1

Looking to filter all users who 'held' during a particular date range without using the IN() statement with a list of each date in Cassandra, but the caveat is that there are 3 partition keys in my table. If this is possible using token() function in Cassandra, please share.

Here's the example table:

CREATE TABLE priceOverTime (
  id text,
  date timestamp,
  action text,
  price double,
  PRIMARY KEY ((id, date, action), price)

)

..

Partition keys: id, time, action

Clustering keys: price

Trying to use something similar to this StackOverflow question, but can't get it to return the desired output.
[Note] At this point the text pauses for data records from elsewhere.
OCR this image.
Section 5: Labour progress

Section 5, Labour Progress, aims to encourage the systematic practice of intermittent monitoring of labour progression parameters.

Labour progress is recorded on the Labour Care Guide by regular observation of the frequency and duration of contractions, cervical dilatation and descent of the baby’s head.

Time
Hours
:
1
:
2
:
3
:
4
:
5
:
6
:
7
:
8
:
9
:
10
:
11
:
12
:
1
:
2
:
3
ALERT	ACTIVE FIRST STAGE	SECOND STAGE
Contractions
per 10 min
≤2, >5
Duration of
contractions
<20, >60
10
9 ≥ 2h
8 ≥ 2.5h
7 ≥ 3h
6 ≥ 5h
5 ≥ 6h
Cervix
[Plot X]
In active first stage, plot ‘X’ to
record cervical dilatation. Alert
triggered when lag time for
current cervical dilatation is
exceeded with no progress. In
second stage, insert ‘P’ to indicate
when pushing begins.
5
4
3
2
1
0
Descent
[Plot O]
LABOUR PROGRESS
SELECT * FROM priceOverTime WHERE date > '2017-01-01 00:00:00+0000' 
                        AND date <= '2017-01-04 23:00:00+0000' 
                        AND token(id) > previous_token 
                        AND  token(action) = token('hold') 
                        AND LIMIT 100 ALLOW FILTERING;

Example Data

id |   date               | action  | price    
--------------------------+----------
1 | 2017-01-01 00:00:00-0000 | buy | 100
1 | 2017-01-02 00:00:00-0000 | buy | 105
1 | 2017-01-03 00:00:00-0000 | sell | 103
1 | 2017-01-04 00:00:00-0000 | buy  | 102
2 | 2017-01-01 00:00:00-0000 | buy | 100
2 | 2017-01-02 00:00:00-0000 | sell | 105
2 | 2017-01-03 00:00:00-0000 | hold | 103
2 | 2017-01-04 00:00:00-0000 | hold  | 102

Desired Output

2 | 2017-01-03 00:00:00-0000 | hold | 103
2 | 2017-01-04 00:00:00-0000 | hold  | 102

Note: Using Cassandra Version 2.2. Also, my version of Cassandra does suggest using token() function for this type of filtering -- shown in a previous error message.

Community
  • 1
  • 1
eyeOfTheStorm
  • 351
  • 1
  • 5
  • 15

1 Answers1

2

I am going to assume that you are actually using a PRIMARY KEY of (id, date, action) so as to match your column definitions.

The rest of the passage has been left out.